Sunday, 20 July 2025

Misrepresenting Modality Metaphor And Misunderstanding Negotiation

Doran, Martin & Zappavigna (2025: 46):
In addition to one supporting and the other noting what is being tendered, there is a second difference between (27) and (28).

Looking grammatically, in (28) there are two clauses being given – a ranking clause It is possible… and an embedded clause there was an invasion. This means that there are two possibilities for rendering. For example, one may reject that there was an invasion by saying No, there wasn’t; or alternatively, one may reject the possibility that there was an invasion by saying No, it isn’t. This indicates that (in the absence of a modality metaphor; (Halliday & Matthiessen, 2014, pp. 686-687)), there are in fact two positions being tendered here, which is shown in the analysis – one by the ranking clause it is possible…, and one by the embedded clause there was an invasion, the latter of which is being rendered by the it is possible.

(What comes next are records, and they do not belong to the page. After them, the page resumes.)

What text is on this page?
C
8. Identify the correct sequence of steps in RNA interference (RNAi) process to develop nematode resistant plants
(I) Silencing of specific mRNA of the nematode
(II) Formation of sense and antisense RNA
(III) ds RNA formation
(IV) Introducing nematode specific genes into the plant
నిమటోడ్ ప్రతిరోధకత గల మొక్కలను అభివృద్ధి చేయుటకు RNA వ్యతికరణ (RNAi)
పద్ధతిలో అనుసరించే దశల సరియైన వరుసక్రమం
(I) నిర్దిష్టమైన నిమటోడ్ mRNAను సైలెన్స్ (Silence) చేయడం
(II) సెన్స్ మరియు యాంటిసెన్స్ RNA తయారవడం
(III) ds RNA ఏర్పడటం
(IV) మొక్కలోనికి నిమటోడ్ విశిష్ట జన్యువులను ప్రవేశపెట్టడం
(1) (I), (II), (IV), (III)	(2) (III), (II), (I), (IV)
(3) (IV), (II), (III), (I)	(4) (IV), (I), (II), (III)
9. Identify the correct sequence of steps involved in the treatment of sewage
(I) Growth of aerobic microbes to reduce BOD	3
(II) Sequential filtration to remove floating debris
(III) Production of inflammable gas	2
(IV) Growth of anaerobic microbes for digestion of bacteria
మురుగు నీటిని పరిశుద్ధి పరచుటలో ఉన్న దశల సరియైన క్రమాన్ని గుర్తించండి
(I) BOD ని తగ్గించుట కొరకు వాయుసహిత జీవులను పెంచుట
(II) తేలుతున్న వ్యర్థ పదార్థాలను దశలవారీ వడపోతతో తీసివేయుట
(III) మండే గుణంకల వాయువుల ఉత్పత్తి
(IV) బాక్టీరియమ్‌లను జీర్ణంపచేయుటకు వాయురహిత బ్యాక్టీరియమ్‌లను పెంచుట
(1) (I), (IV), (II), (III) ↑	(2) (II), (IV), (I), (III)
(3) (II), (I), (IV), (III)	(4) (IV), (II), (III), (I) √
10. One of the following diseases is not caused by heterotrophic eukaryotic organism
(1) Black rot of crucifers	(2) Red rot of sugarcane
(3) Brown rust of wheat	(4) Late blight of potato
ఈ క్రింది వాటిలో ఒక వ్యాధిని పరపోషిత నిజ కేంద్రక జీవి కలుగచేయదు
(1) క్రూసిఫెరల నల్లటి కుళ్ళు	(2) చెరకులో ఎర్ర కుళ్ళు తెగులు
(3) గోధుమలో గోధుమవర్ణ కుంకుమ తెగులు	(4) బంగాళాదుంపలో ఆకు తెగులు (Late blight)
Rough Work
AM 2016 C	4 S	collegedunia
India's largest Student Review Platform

In (27), the probably does not tender a position separate to that of I’ll be home (i.e., we cannot negotiate probably independent of the whole position without tendering something new – something like It’s not only probably, but definitely). Thus, there is only one position being tendered. This is a distinction in Halliday’s terms between what he calls explicit objective modality (e.g., it is possible) and implicit objective modality (e.g., possibly).


Reviewer Comments:

[1] This is misleading because it is untrue. The authors claim this is “in the absence of a modality metaphor,” but what they describe is in fact a classic example of one. As Halliday & Matthiessen (2014: 698) make clear:

The explicitly subjective and explicitly objective forms of modality are all strictly speaking metaphorical, since all of them represent the modality as being the substantive proposition.

That is precisely what we see in (28), where “It is possible” realises the modality not congruently but metaphorically, as a projecting clause.

What the authors call “two positions being tendered” in context are actually the two propositions (semantics) construed via this grammatical metaphor. Halliday & Matthiessen (2014: 688) explain:

What happens is that, in order … to claim explicitly that the probability is objective, the speaker construes the proposition as a projection and encodes … the objectivity (it is likely), in a projecting clause.

This is not a contextual issue of “positioning,” but a semantic issue of projection and modality metaphor.

[2] This is misleading because it is untrue. The authors claim that probably in (27) does not “tender a position” separately from I’ll be home, implying that it cannot be negotiated independently. But in SFL, the arguability of a proposition derives from the Mood element, and probably — as a mood Adjunct — is part of that Mood element. It is available for negotiation: an interlocutor can challenge it directly (“Probably?”) without needing to construct a new proposal.

As Halliday & Matthiessen (2014: 143, 150) clarify:

… if anything it is the Mood element that embodies the proposition rather than the remainder of the clause.
… the Mood element has a clearly defined semantic function: it carries the burden of the clause as an interactive event.

Once again, the authors collapse distinctions across strata and metafunctions, confusing a semantic projection structure with a contextual positioning move.